Dans les études postcoloniales, selon Homi K. Bhabha, dans A Questão Outra (1994), les images de la figure de l’« autre » sont presque toujours minées par le stéréotype de la normalité imposée par le pouvoir dominant, qui engendre la résistance, la domination ou la dépendance des colonisés sous l’idée du « fétiche ». Il ajoute « le fétiche ou le stéréotype donne accès à une identité qui se base aussi bien sur le contrôle et le plaisir, que l’anxiété et la défense, car il s’agit d’une forme de croyance multiple et contradictoire dans sa reconnaissance de la différence et du refus respectif. « La discussion sur le postcolonial monte d’un ton et, sans entrer trop profondément dans la matière, les discours deviennent ambivalents dans la mesure où ils sont performatifs – Judith Butler, Gender Trouble (1990) –, en d’autres termes, selon la façon dont ils sont mis en scène de diverses façons à des moments déterminés, parvenant  alors à la conclusion que les discours sont à l’origine de fractures et biaisés par leurs auteurs et/ou lecteurs. 

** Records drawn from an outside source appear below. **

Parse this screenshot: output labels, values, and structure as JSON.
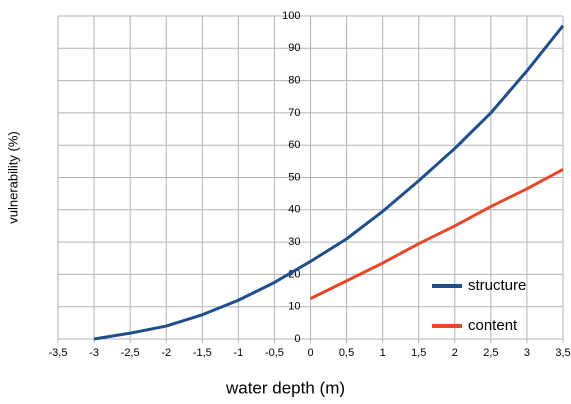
{
  "chart_data": {
    "type": "line",
    "x_label": "water depth (m)",
    "y_label": "vulnerability (%)",
    "x": [
      -3,
      -2.5,
      -2,
      -1.5,
      -1,
      -0.5,
      0,
      0.5,
      1,
      1.5,
      2,
      2.5,
      3,
      3.5
    ],
    "series": [
      {
        "name": "structure",
        "color": "#1f4e8c",
        "values": [
          0,
          1.8,
          4,
          7.5,
          12,
          17.5,
          24,
          31,
          39.5,
          49,
          59,
          70,
          83,
          97
        ]
      },
      {
        "name": "content",
        "color": "#e8472a",
        "values": [
          null,
          null,
          null,
          null,
          null,
          null,
          12.5,
          18,
          23.5,
          29.5,
          35,
          41,
          46.5,
          52.5
        ]
      }
    ],
    "xlim": [
      -3.5,
      3.5
    ],
    "xticks": [
      {
        "value": -3.5,
        "label": "-3,5"
      },
      -3,
      {
        "value": -2.5,
        "label": "-2,5"
      },
      -2,
      {
        "value": -1.5,
        "label": "-1,5"
      },
      -1,
      {
        "value": -0.5,
        "label": "-0,5"
      },
      0,
      {
        "value": 0.5,
        "label": "0,5"
      },
      1,
      {
        "value": 1.5,
        "label": "1,5"
      },
      2,
      {
        "value": 2.5,
        "label": "2,5"
      },
      3,
      {
        "value": 3.5,
        "label": "3,5"
      }
    ],
    "ylim": [
      0,
      100
    ],
    "yticks": [
      0,
      10,
      20,
      30,
      40,
      50,
      60,
      70,
      80,
      90,
      100
    ],
    "grid": true,
    "legend": "lower right"
  }
}
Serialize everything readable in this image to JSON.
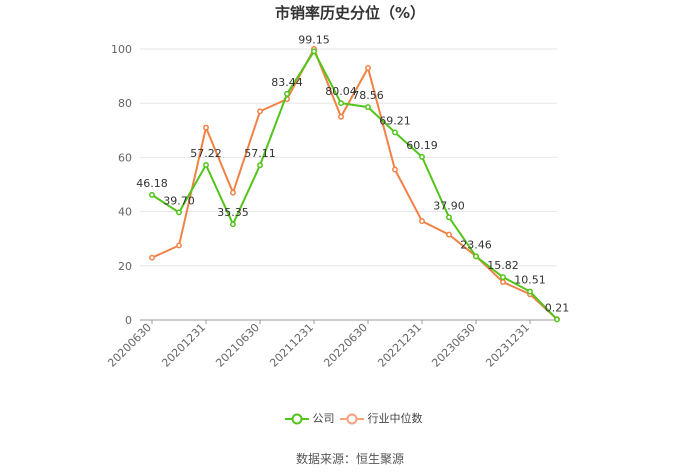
{
  "title": "市销率历史分位（%）",
  "source": "数据来源：恒生聚源",
  "colors": {
    "company": "#52c41a",
    "industry": "#f08246",
    "grid": "#e6e6e6",
    "axis": "#999999",
    "label": "#333333"
  },
  "chart_data": {
    "type": "line",
    "title": "市销率历史分位（%）",
    "xlabel": "",
    "ylabel": "",
    "ylim": [
      0,
      100
    ],
    "yticks": [
      0,
      20,
      40,
      60,
      80,
      100
    ],
    "x": [
      "20200630",
      "20200930",
      "20201231",
      "20210331",
      "20210630",
      "20210930",
      "20211231",
      "20220331",
      "20220630",
      "20220930",
      "20221231",
      "20230331",
      "20230630",
      "20230930",
      "20231231",
      "20240331"
    ],
    "xtick_labels": [
      "20200630",
      "20201231",
      "20210630",
      "20211231",
      "20220630",
      "20221231",
      "20230630",
      "20231231"
    ],
    "grid": true,
    "legend_position": "bottom",
    "series": [
      {
        "name": "公司",
        "color": "#52c41a",
        "values": [
          46.18,
          39.7,
          57.22,
          35.35,
          57.11,
          83.44,
          99.15,
          80.04,
          78.56,
          69.21,
          60.19,
          37.9,
          23.46,
          15.82,
          10.51,
          0.21
        ],
        "labels": [
          "46.18",
          "39.70",
          "57.22",
          "35.35",
          "57.11",
          "83.44",
          "99.15",
          "80.04",
          "78.56",
          "69.21",
          "60.19",
          "37.90",
          "23.46",
          "15.82",
          "10.51",
          "0.21"
        ]
      },
      {
        "name": "行业中位数",
        "color": "#f08246",
        "values": [
          23,
          27.5,
          71,
          47,
          77,
          81.5,
          100,
          75,
          93,
          55.5,
          36.5,
          31.5,
          23.5,
          14,
          9.5,
          0.3
        ]
      }
    ]
  }
}
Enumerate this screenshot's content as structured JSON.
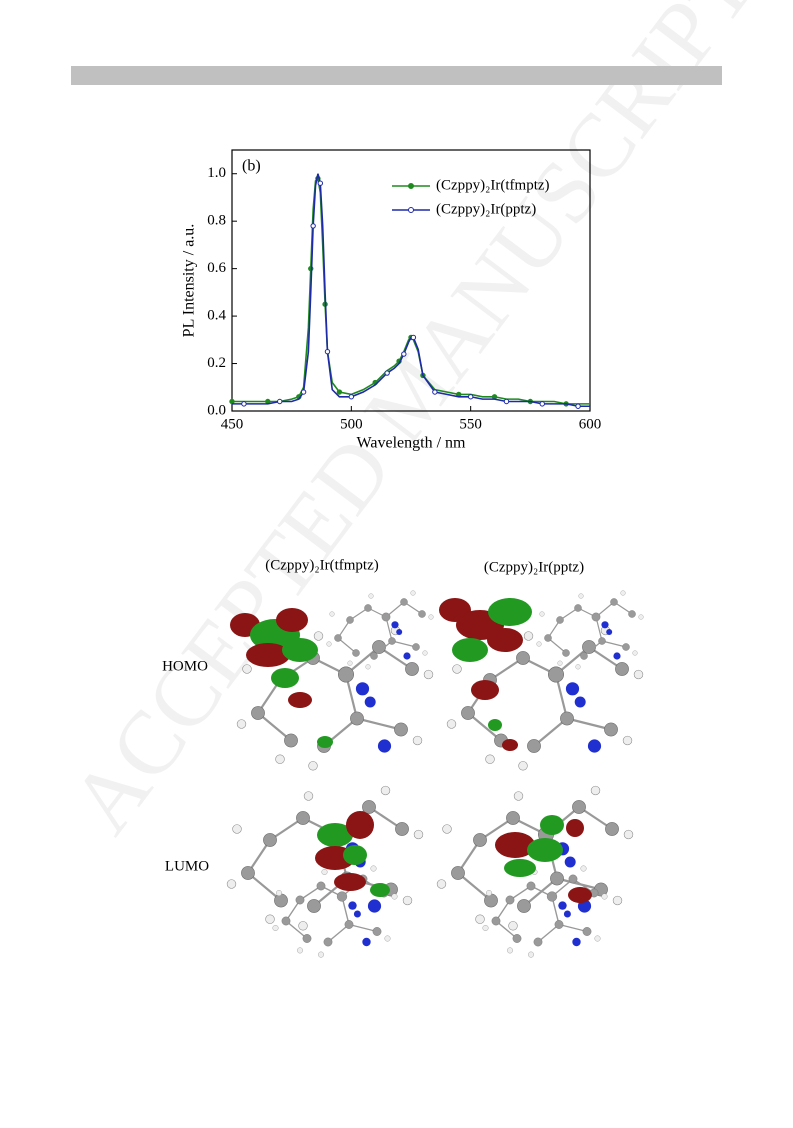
{
  "watermark": "ACCEPTED MANUSCRIPT",
  "chart_data": {
    "type": "line",
    "panel_label": "(b)",
    "x_label": "Wavelength / nm",
    "y_label": "PL Intensity / a.u.",
    "xlim": [
      450,
      600
    ],
    "xticks": [
      450,
      500,
      550,
      600
    ],
    "ylim": [
      0,
      1.1
    ],
    "yticks": [
      {
        "value": 0,
        "label": "0.0"
      },
      0.2,
      0.4,
      0.6,
      0.8,
      {
        "value": 1,
        "label": "1.0"
      }
    ],
    "legend": "upper right",
    "x": [
      450,
      455,
      460,
      465,
      470,
      475,
      478,
      480,
      482,
      483,
      484,
      485,
      486,
      487,
      488,
      489,
      490,
      492,
      495,
      500,
      505,
      510,
      515,
      518,
      520,
      522,
      524,
      525,
      526,
      528,
      530,
      535,
      540,
      545,
      550,
      555,
      560,
      565,
      570,
      575,
      580,
      585,
      590,
      595,
      600
    ],
    "series": [
      {
        "name": "(Czppy)₂Ir(tfmptz)",
        "color": "#1e8a1e",
        "marker": "filled",
        "values": [
          0.04,
          0.04,
          0.04,
          0.04,
          0.04,
          0.05,
          0.06,
          0.1,
          0.35,
          0.6,
          0.85,
          0.97,
          0.98,
          0.92,
          0.7,
          0.45,
          0.25,
          0.12,
          0.08,
          0.07,
          0.09,
          0.12,
          0.17,
          0.19,
          0.21,
          0.25,
          0.3,
          0.31,
          0.3,
          0.25,
          0.15,
          0.09,
          0.08,
          0.07,
          0.07,
          0.06,
          0.06,
          0.05,
          0.05,
          0.04,
          0.04,
          0.04,
          0.03,
          0.03,
          0.03
        ]
      },
      {
        "name": "(Czppy)₂Ir(pptz)",
        "color": "#1f2aa8",
        "marker": "open",
        "values": [
          0.03,
          0.03,
          0.03,
          0.03,
          0.04,
          0.04,
          0.05,
          0.08,
          0.25,
          0.5,
          0.78,
          0.95,
          1.0,
          0.96,
          0.78,
          0.5,
          0.25,
          0.09,
          0.06,
          0.06,
          0.08,
          0.11,
          0.16,
          0.18,
          0.2,
          0.24,
          0.29,
          0.31,
          0.31,
          0.26,
          0.15,
          0.08,
          0.07,
          0.06,
          0.06,
          0.05,
          0.05,
          0.04,
          0.04,
          0.04,
          0.03,
          0.03,
          0.03,
          0.02,
          0.02
        ]
      }
    ]
  },
  "figure": {
    "columns": [
      "(Czppy)₂Ir(tfmptz)",
      "(Czppy)₂Ir(pptz)"
    ],
    "rows": [
      "HOMO",
      "LUMO"
    ]
  }
}
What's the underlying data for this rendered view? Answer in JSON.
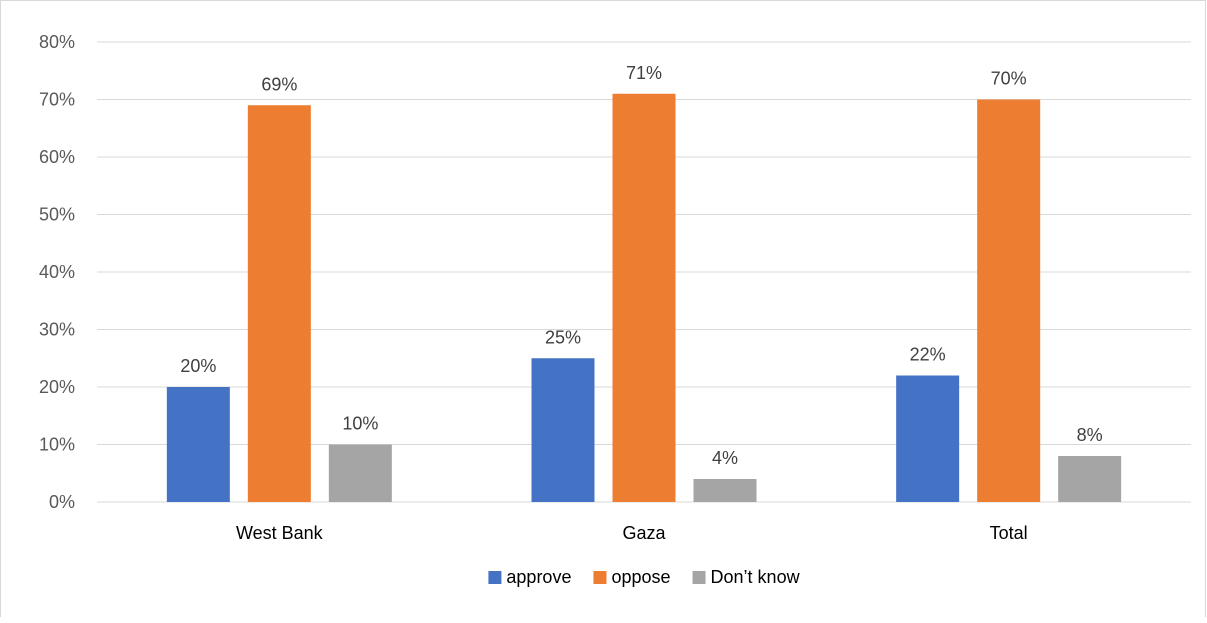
{
  "chart_data": {
    "type": "bar",
    "categories": [
      "West Bank",
      "Gaza",
      "Total"
    ],
    "series": [
      {
        "name": "approve",
        "values": [
          20,
          25,
          22
        ],
        "labels": [
          "20%",
          "25%",
          "22%"
        ],
        "color": "#4472c4"
      },
      {
        "name": "oppose",
        "values": [
          69,
          71,
          70
        ],
        "labels": [
          "69%",
          "71%",
          "70%"
        ],
        "color": "#ed7d31"
      },
      {
        "name": "Don’t know",
        "values": [
          10,
          4,
          8
        ],
        "labels": [
          "10%",
          "4%",
          "8%"
        ],
        "color": "#a5a5a5"
      }
    ],
    "yticks": [
      "0%",
      "10%",
      "20%",
      "30%",
      "40%",
      "50%",
      "60%",
      "70%",
      "80%"
    ],
    "ylim": [
      0,
      80
    ],
    "grid": true,
    "legend_position": "bottom"
  }
}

Cependant, les images produites par Délio Jasse ne sont pas déterminées, au départ, par leurs propres intentions, mais sont imprégnées de la pluralité du discours artistique. Ce type de discours, en principe, ne tend pas à être déterminant d’une vision politique, se destinant, essentiellement, à déstabiliser les stéréotypes institués, en grande part, par le discours documentaire ou journalistique.

La photographie est un processus de représentation d’une fausse réalité, figeant un moment déterminé et un point de vue déterminé. De cette façon, la nature des images que l’artiste présente devra être, inconditionnellement, mise en question et la véracité de ces dernières mises en cause. Les images trouvées dans la rue, les ordures, sur des marchés ou dans des boutiques d’articles d’occasion ne se lient pas intimement à un imaginaire identifiable comme africain. Selon Edward W. Said dans Reconsidération de la théorie du voyage (1994), « les versions postérieures de la théorie ne parviennent pas à se charger de leur pouvoir original, étant donné que la situation s’est apaisée et a changé, la théorie s’est dégradée et a été domptée, se transformant en un substitut relativement domestiqué de la même chose, dont l’objectif était, dans l’ouvrage en analyse, le changement politique ». Si la théorie ne parvient déjà plus, si tant est qu’elle n’y soit jamais parvenue, à atteindre une vérité sur les choses et le monde, alors les images qui prennent d’autres images en référence, comme dans le cas des images artistiques, mettent en évidence que ces versions pourront être plus réelles en rapport à un événement donné au préalable ou à l’identité de la figure représentée.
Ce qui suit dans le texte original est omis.